It is evident physical cash is slowly being phased out by governments and financial institutions. Consumers have their role to play as well, as some regions are more prone to people using mobile and digital payments. Cash is no longer king, and changes are coming to the global financial ecosystem as we know it. But what does it all mean for Bitcoin in its current state?
Cash Is Dead, Long Live Cash
Whether people want to admit it or not, cash is no longer the king of payment methods. Even though a lot of countries still see cash being used for a lot of transactions every day, that situation is slowly starting to change. Digital payments, payment cards, and even virtual currencies are starting to be more prevalent. Even banks are looking into the usage of blockchain technology for digital payments right now.
But things are not as black-and-white as the media may want you to believe. Phasing out cash can’t be done overnight, not even when law decrees it in places like India. Precious metals are a more than viable alternative for investing, but for day-to-day usage, gold is even more cumbersome than cash has ever been. Cryptocurrencies such as Bitcoin are gaining mainstream appeal, but real-life use cases remain somewhat limited.

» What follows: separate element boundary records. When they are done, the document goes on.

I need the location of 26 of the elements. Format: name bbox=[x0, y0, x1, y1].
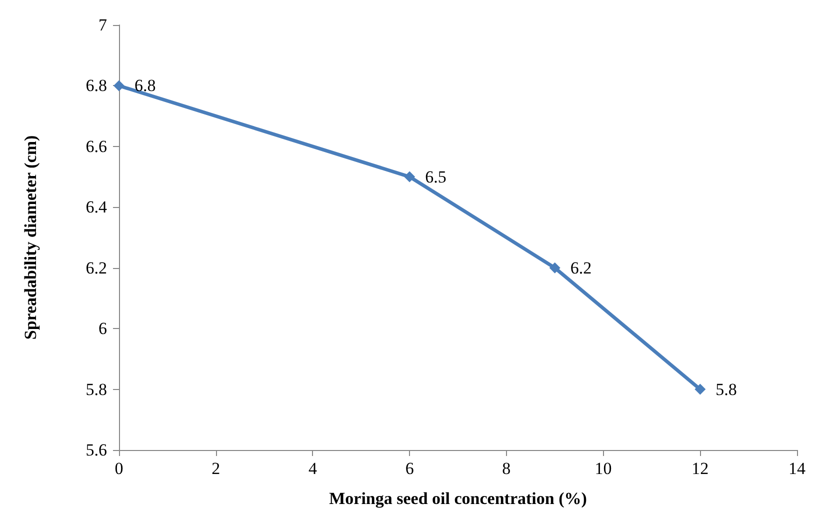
x-tick-label: 4 bbox=[308, 459, 318, 478]
x-tick-label: 12 bbox=[692, 459, 709, 478]
y-tick-label: 6.4 bbox=[86, 198, 108, 217]
x-tick-label: 0 bbox=[114, 459, 124, 478]
data-label: 6.5 bbox=[425, 167, 446, 186]
data-label: 6.8 bbox=[134, 76, 156, 96]
y-tick-label: 7 bbox=[98, 16, 108, 34]
point bbox=[404, 171, 416, 182]
data-label: 6.2 bbox=[570, 258, 592, 278]
x-tick-label: 6 bbox=[405, 459, 414, 478]
data-label: 5.8 bbox=[716, 380, 737, 399]
point bbox=[694, 384, 706, 395]
y-tick-label: 6 bbox=[98, 319, 107, 338]
x-tick-label: 10 bbox=[594, 459, 612, 478]
x-tick-label: 14 bbox=[788, 459, 806, 478]
point bbox=[114, 80, 124, 92]
y-tick-label: 6.6 bbox=[86, 136, 107, 156]
point bbox=[549, 262, 560, 274]
y-tick-label: 6.2 bbox=[86, 258, 107, 278]
x-tick-label: 8 bbox=[502, 459, 511, 478]
x-tick-label: 2 bbox=[212, 459, 220, 478]
y-tick-label: 5.6 bbox=[86, 440, 107, 460]
x-axis-title: Moringa seed oil concentration (%) bbox=[329, 489, 587, 508]
y-tick-label: 5.8 bbox=[86, 380, 107, 399]
y-tick-label: 6.8 bbox=[86, 76, 107, 96]
y-axis-title: Spreadability diameter (cm) bbox=[21, 135, 40, 340]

People need to keep in mind the transition to a cashless society is not made to help out the average person on the street. In the end, it is a move to hide a critical underlying flaw in the financial sector. Since the financial crisis of 2008, governments and banks have been colluding to seize all of the power and wealth, at the expense of everyday consumers.
Printing new money to solve financial instability is a tactic that lost all of its appeal. Helicopter money is no longer a viable strategy for banks around the world, so cash has to go altogether. Transitioning into a digitala get will allow banks to issue unlimited amounts of virtual currency, but without the cumbersome side effects of printing and distribution.
Struggling economies are dealing with financial collapse, thanks to governments and banks colluding to end cash once and for all. Venezuela, and more recently India, are two excellent examples of what may unfold in the rest of the world over the coming years. Restricting access to funds for consumers is never the solution, yet it is a very real problem in more countries than we are aware of right now.
Some people may think this is a positive development for the adoption of cryptocurrency. When banks and governments alienate themselves from the population, people should automatically look for financial alternatives. Unfortunately, things will not unfold so black-and-white either.
The use cases for Bitcoin and consorts are far too few in number to make it a mainstream currency. But as more of these news stories are no longer ignored by the media, people will eventually be faced with a difficult choice. Do they continue to trust a sinister financial ecosystem that has betrayed their trust multiple times, or are they finally willing to take back full financial control?